Article 8
Créé par Accord 1982-05-18 en vigueur le 1er septembre 1982 étendu par arrêté du 3 août 1982 JONC 24 août 1982 et rectificatif JONC du 5 septembre 1982
1° Conformément à l'article L. 221-5-1 du code du travail, les entreprises soumises à des contraintes économiques justifiant l'utilisation optimale de certains matériels seront autorisées à déroger à la règle prévue par l'article L. 221-5 du code du travail.
2° L'utilisation de cette dérogation sera subordonnée à la conclusion d'un accord d'entreprise ou d'établissement ou à l'autorisation de l'inspecteur du travail donnée après consultation des délégués syndicaux et avis du comité d'entreprise ou, à défaut, des délégués du personnel, dans les entreprises qui en sont dotées.
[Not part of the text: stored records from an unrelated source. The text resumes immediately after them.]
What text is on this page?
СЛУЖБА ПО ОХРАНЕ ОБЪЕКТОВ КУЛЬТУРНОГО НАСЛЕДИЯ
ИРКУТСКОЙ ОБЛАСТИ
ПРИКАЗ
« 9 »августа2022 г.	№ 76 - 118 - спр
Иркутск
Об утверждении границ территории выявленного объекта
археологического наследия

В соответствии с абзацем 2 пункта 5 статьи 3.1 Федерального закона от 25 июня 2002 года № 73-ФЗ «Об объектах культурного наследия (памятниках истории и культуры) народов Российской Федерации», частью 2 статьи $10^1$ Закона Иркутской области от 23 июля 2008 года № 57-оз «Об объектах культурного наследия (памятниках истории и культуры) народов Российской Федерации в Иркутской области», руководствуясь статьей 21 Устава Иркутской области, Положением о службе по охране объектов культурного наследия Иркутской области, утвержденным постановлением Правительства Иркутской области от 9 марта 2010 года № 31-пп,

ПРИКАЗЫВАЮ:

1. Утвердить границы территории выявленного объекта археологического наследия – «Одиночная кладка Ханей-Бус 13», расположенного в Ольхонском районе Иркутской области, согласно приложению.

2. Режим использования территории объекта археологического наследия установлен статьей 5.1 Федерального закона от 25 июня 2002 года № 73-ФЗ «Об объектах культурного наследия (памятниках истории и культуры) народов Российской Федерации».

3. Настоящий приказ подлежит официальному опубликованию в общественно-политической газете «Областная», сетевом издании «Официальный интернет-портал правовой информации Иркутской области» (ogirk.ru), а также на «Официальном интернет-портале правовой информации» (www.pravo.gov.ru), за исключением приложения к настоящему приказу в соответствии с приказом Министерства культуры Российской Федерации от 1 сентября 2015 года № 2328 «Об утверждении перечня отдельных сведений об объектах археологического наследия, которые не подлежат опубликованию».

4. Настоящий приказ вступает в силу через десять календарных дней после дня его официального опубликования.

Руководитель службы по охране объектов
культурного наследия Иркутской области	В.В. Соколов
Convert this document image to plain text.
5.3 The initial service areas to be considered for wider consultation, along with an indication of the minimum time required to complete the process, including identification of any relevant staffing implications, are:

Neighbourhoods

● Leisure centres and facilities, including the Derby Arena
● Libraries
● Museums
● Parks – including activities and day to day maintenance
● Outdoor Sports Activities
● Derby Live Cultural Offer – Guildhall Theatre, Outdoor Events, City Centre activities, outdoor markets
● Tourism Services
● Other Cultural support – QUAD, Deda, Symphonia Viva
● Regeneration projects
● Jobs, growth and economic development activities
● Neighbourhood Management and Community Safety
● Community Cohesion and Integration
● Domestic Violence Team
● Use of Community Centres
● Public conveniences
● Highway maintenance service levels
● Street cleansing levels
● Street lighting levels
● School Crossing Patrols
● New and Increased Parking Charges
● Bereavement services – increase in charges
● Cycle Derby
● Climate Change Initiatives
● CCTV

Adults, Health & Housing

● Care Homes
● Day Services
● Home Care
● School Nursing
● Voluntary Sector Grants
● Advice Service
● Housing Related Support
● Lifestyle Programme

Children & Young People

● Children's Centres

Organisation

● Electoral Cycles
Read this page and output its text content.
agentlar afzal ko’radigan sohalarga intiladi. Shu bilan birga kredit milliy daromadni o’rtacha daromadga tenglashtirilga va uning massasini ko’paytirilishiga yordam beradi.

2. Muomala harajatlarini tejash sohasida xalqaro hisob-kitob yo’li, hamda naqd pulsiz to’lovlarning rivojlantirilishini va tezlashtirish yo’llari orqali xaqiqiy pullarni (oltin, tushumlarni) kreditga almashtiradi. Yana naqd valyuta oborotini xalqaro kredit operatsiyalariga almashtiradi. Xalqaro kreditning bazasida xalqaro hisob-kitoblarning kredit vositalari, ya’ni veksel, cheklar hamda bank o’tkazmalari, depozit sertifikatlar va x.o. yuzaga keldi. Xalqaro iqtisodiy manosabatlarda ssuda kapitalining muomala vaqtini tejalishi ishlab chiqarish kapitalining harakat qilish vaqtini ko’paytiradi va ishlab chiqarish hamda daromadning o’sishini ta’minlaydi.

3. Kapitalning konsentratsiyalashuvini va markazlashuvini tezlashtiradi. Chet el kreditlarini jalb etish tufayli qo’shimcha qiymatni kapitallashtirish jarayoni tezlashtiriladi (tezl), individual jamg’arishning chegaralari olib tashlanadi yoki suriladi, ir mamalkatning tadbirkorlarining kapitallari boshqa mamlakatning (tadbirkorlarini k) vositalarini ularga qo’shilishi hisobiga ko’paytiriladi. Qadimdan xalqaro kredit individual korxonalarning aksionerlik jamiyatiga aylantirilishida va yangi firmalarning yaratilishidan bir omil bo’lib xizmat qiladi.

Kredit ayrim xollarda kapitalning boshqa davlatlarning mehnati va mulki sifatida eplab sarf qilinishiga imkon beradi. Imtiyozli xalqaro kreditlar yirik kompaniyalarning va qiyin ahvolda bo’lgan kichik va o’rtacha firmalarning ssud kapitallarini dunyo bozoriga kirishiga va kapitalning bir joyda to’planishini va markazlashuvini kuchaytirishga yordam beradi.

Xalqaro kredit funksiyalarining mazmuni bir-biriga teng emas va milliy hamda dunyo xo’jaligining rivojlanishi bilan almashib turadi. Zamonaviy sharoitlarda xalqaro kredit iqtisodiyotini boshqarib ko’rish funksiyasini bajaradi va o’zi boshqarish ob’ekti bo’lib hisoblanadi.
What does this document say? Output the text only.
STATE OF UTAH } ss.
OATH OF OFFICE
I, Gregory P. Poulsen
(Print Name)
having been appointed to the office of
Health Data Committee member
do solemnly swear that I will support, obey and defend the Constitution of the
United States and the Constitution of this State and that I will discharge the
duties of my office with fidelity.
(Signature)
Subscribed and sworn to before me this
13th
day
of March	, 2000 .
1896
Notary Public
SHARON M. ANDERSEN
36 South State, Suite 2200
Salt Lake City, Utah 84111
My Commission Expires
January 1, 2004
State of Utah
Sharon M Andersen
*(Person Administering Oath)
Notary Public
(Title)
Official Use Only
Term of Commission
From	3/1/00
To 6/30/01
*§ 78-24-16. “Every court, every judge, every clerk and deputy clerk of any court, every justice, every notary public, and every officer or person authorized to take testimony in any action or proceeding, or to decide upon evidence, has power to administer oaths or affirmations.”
3° Dans les ateliers ou parties d'ateliers concernés, ces entreprises fonctionneront à l'aide d'un personnel d'exécution et d'encadrement composé de deux groupes dont l'un a pour seule fonction de suppléer l'autre pendant le jour ou les jours de repos accordés à celui-ci en fin de semaine. Les équipes de suppléance seront exclusivement composées de volontaires. Ces salariés bénéficieront de contrats leur donnant les mêmes garanties qu'aux autres salariés affectés dans les équipes normales. Leur rémunération sera majorée d'au moins 50 % par rapport à celle qui serait due pour une durée équivalente effectuée suivant l'horaire normal de l'entreprise. Cette majoration devra assurer aux intéressés, dont l'horaire effectif est d'au moins 24 heures par semaine, une rémunération qui ne pourra être inférieure à la rémunération minimum garantie (base 169,65 heures) correspondant au coefficient du poste occupé. Pour le respect de cette dernière garantie ne seront pas pris en compte les éléments de rémunération énumérés à l'article 73-A, c) de la convention collective nationale, à l'exception toutefois de ceux visés au 2° de cette nomenclature (majorations pour travail en équipe, travail de nuit...). L'horaire hebdomadaire de travail contractuel des intéressés sera considéré comme équivalent à l'horaire légal.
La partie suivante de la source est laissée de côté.